Мы все обожаем мсье Вольтера
Шрифт:
Жоэль ещё раз молча оглядел соперника. Не хотел проклинать его, не мог благословить. Он простил Камилю свою боль и свою потерю. Но простить смерть Мари и надругательство над ней — не мог, ибо это лежало вне его воли. Это пусть ему простит Бог.
Торопливо ушёл, несколько дней провёл как в забытьи, жалобно, почти слёзно вымаливая у Господа сил, сна, покоя, забвения… И Сын Божий сжалился над ним. Прошлое сначала помутнело в памяти, потом стало погасать, и наконец Жоэль обрёл странное свойство, кое потом всю жизнь изумляло его самого. Он умел теперь жить подлинно только днём нынешним, прошлое исчезало,
Жоэль уехал на родину, побывал в Греции, через год вступил в монашеский орден иезуитов, почти восемь лет прожил в Италии, однако, затем по делам ордена был направлен в Париж. Он не искал встреч с Камилем де Серизом в Париже, но столкнулся с ним в первый же день по приезде. Был изумлен. Бывший сокурсник сильно постарел и погрубел, выглядел куда старше своих лет, но приобрёл светский лоск и житейский опыт. Он всячески избегал де Сен-Северена, ускользал от бесед и уклонялся от объяснений.
Это было нетрудно — аббат и не думал преследовать де Сериза или досаждать ему.
Между тем фамильные связи открыли аббату двери лучших домов, и вскоре он стал завсегдатаем салона маркизы де Граммон: особняк её был недалеко от его дома, хозяйка была особой зрелых лет, обстановка уютной и спокойной, люди приходили солидные. Вскоре де Сен-Северен с некоторым удивлением заметил, что обрекая себя на встречи с ненавистным соперником, туда весьма часто заходит и де Сериз…
Сейчас де Сен-Северен с тревогой подумал, что не может определить, что именно обеспокоило его. Неужели только мерзкое в порочной гримасе лицо де Сериза? Он ничего не знал о том, как Камиль жил все эти годы, но полагал, что тот мало изменился. Что уронил Камиль недавно в гостиной? «Мораль лишь измучила и истерзала слабые и легковерные души, но не смогла удержать никого, увлечённого сильной страстью…»
Что ж, страсть мсье де Сериза Жоэль уже видел. И, похоже, теперь эта страсть стала подлинно укоренившейся привычкой, а значит, управляла уже самим Камилем. Улыбка де Сериза над гробом несла отпечаток застарелой порочности, Жоэль, священник, всегда старавшийся постичь движения душ сынов человеческих, неоднократно встречал такую на лицах отъявленных распутников. К тому же краем уха де Сен-Северен слышал в обществе молву, что де Сериз слывёт человеком безнравственным, которого разумная мать никогда не оставит наедине с неопытной дочерью. Это проронил в разговоре с ним самим Одилон де Витри, человек, в порядочности которого аббат никогда не сомневался.
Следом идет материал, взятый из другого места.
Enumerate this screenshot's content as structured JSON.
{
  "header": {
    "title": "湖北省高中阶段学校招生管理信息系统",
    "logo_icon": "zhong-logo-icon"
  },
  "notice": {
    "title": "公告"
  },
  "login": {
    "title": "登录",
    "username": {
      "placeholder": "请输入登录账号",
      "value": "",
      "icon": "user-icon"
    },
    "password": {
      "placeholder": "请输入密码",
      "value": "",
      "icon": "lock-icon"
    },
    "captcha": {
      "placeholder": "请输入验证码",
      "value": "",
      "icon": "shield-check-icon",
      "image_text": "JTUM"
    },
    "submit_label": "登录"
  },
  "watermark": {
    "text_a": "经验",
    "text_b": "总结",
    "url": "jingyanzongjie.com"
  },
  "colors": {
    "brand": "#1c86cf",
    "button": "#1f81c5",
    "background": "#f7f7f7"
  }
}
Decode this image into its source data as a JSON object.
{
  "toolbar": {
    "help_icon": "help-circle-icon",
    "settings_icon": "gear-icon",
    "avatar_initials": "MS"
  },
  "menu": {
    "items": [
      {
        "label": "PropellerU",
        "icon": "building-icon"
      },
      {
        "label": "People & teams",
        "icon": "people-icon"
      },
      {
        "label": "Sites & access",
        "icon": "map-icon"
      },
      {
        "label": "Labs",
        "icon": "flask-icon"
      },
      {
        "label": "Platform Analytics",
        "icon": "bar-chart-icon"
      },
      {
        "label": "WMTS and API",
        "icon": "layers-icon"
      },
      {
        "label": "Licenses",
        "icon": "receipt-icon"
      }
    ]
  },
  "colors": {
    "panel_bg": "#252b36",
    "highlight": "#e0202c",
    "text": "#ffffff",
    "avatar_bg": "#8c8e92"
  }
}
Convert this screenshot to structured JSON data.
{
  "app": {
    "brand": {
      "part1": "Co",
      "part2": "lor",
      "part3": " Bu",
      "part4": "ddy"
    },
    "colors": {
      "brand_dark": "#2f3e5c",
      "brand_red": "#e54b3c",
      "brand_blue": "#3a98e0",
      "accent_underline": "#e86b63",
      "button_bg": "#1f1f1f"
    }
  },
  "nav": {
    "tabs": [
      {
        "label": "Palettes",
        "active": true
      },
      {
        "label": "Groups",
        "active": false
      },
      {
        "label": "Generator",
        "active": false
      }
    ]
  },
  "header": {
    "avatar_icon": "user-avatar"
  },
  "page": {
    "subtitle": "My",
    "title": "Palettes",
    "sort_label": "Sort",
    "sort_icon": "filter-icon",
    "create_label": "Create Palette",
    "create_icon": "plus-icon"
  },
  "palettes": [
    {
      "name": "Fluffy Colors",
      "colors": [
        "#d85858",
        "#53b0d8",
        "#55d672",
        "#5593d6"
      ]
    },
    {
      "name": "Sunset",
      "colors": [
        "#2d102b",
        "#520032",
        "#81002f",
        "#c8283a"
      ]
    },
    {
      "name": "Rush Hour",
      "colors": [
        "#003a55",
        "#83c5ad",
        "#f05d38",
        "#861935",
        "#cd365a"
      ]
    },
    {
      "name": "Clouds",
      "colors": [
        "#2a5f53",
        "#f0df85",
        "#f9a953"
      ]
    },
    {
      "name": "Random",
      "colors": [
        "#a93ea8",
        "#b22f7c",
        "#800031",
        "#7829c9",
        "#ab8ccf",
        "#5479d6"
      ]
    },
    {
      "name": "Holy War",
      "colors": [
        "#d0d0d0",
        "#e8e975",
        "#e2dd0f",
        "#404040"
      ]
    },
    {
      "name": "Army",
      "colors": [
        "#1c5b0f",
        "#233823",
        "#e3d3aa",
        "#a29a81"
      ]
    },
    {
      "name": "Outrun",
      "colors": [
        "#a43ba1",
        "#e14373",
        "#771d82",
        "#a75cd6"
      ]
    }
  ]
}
И всё же… Градации падения, длительность распада нераскаянной души неотчетливы и туманны, но Жоэль не верил, что де Сериз мог стать убийцей. Что-то мешало принять это, причём это «что-то» было совсем рядом, как и улыбка Камиля над гробом.
Ну да! Улыбка. Камиль, улыбаясь, щелкнул по носику Стефани де Кантильен… Нежность и лукавая насмешка, нечто подлинно братское проступило в ту минуту в Камиле. Так улыбаться можно, сохранив если не душу, но хоть осколок человечности. Это не Камиль. Просто померещилось. Скорее всего, уже с облегчением думал отец Жоэль, Камиль де Сериз домогался Розалин де Монфор-Ламори, но
Только и всего. Только и всего…
Глава 7. «Контраст противоположностей становится особенно разительным, если их поставить близко друг к другу…»
За окном уже совсем стемнело. Жоэль набросил плащ и вышел на улицу — сидеть одному взаперти наедине с неприятными мыслями не хотелось. Сначала направился на Итальянский бульвар, некоторое время бродил там, потом неторопливо миновав биржу со стороны бульвара, присел на скамью, выбрав не ту, что была в круге фонарного света, но почти потерявшуюся в зарослях вечнозеленого самшита.
Он обрадовался возможности обелить Камиля. Аббат был мудр, но этой тайны собственной души не постигал. Этот человек лишил его земного счастья и плотского наслаждения, ранил подлостью сердце. Но видя его, Жоэль неизменно грустнел и страдал, и почему-то влёкся к нему горестной жалостью. Отец Доменико ди Романо, его духовник в Риме, которому он несколько лет назад рассказал о случившемся, выслушал Жоэля напряженно и внимательно, поминутно окидывая исповедующегося ему бездонным и сумрачным взглядом. Наконец проронил спокойно, уверенно и чуть иронично.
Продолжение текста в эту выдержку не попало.